В конце концов выяснилось, что прав он, а не Лора. Он узнал, что японка и в самом деле ему предана, восхищается им, уважает его – настолько, что в минуту крайней нужды в совете и утешении прежде всего подумала о нем. Однако влюблена в него она не была, и по той простой причине, что была влюблена в другого. Этот другой был молодой англичанин, физик, который работал в университете у легендарного профессора Юкава, а квартиру снимал в доме, где жила семья Курода – отец, мать и дочь, – лабиринте деревянных коробок, которые стояли под углом друг к другу, образуя в промежутках причудливой формы дворики и садики, у подножия горы, одиноко вознесшейся над широкой сетью многолюдных городских улиц. Старый генерал, отец Мичико, – Тим встречался с ним всего один раз, за изощренным обедом, съеденным в почти нерушимом молчании и поданным на стол обеими женщинами, которые сами не принимали участия в трапезе, – несколько лет после войны отсидел в тюрьме.

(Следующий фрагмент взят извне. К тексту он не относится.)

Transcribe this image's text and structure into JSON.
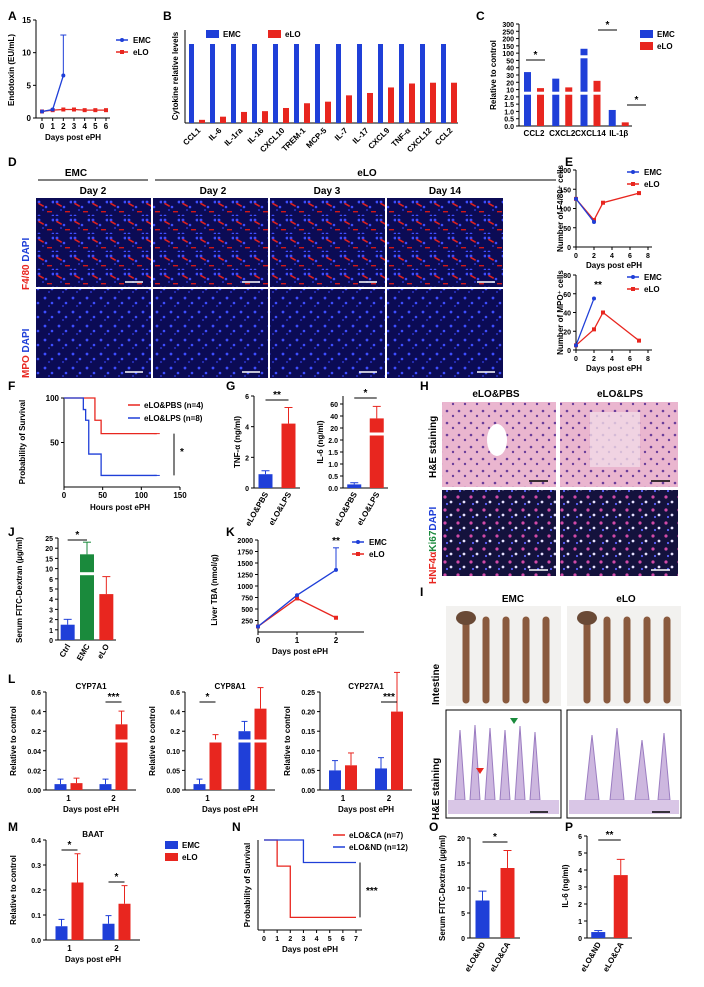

Мать страдала каким-то заболеванием печени, от которого кожа у нее на лице отливала бронзой, а сама она сгорбилась и высохла. Обеднев, они стали сдавать наиболее отдаленные коробки в своем владении молодым людям, изучающим дзю-до, карате, дзэн-буддизм, и смотрели за тем, чтобы они были накормлены, с тою же невозмутимой и неприязненной расторопностью, с какой Мичико следила на работе за тем, чтобы все, чего требует Тим, было исполнено. Они обслуживали жильцов лишь в том смысле, в каком Тим обслуживал свою дворняжку, а Лора – пионы и азалии у себя в саду.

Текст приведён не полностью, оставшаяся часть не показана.